Подслушивавший их разговоры Пьетро давно слинял, так что будущая школа погрузилась в одинокое молчание, в котором Викки слышала разве что расходящийся волнами собственный голос. Шаги Тони тоже отдавались искрящимся эхом, но какофония звуков все равно напоминала ей звенящую в ушах тишину.
— Ни одна выдумка не берется из ниоткуда, — наставительным тоном провозгласила Викки, вдруг и в самом деле почувствовав себя самой настоящей учительницей.
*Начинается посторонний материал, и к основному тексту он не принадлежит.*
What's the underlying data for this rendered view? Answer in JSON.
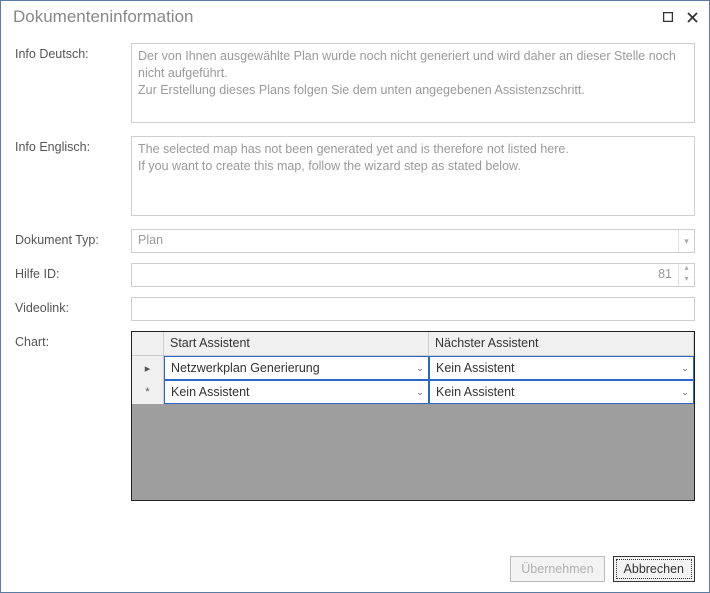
{
  "window": {
    "title": "Dokumenteninformation"
  },
  "labels": {
    "info_de": "Info Deutsch:",
    "info_en": "Info Englisch:",
    "doc_type": "Dokument Typ:",
    "help_id": "Hilfe ID:",
    "videolink": "Videolink:",
    "chart": "Chart:"
  },
  "fields": {
    "info_de": "Der von Ihnen ausgewählte Plan wurde noch nicht generiert und wird daher an dieser Stelle noch nicht aufgeführt.\nZur Erstellung dieses Plans folgen Sie dem unten angegebenen Assistenzschritt.",
    "info_en": "The selected map has not been generated yet and is therefore not listed here.\nIf you want to create this map, follow the wizard step as stated below.",
    "doc_type": "Plan",
    "help_id": "81",
    "videolink": ""
  },
  "grid": {
    "col1": "Start Assistent",
    "col2": "Nächster Assistent",
    "rows": [
      {
        "marker": "▸",
        "start": "Netzwerkplan Generierung",
        "next": "Kein Assistent"
      },
      {
        "marker": "*",
        "start": "Kein Assistent",
        "next": "Kein Assistent"
      }
    ]
  },
  "buttons": {
    "apply": "Übernehmen",
    "cancel": "Abbrechen"
  }
}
Может быть, Тони был прав, и стоило попробовать сменить сферу деятельности. Словно ничего другого она не умела, Викки привязалась к профессии переводчика с любых языков, но такая работа ей быстро наскучивала, и она снова металась между Тони и космосом. Вот только теперь, когда кольцо с голубоватым камнем притягивало ее к Земле, метаться не получалось, так что стоило, наверное, пробовать все, что предложит судьба. Мир вокруг нее падал стремительно медленно, вращался вокруг черной дыры, и пути назад уже не было, и, прежде чем рассыпаться окончательно, Викки должна была хотя бы сделать вид, что половина нее решительно счастлива.
Вторая половина ее болталась в открытом космосе, слушая бьющуюся в ушах тишину, и с одной стороны от нее горело испепеляющее солнце, а с другой звезды рассыпались липнущим к пальцам густым черным пеплом.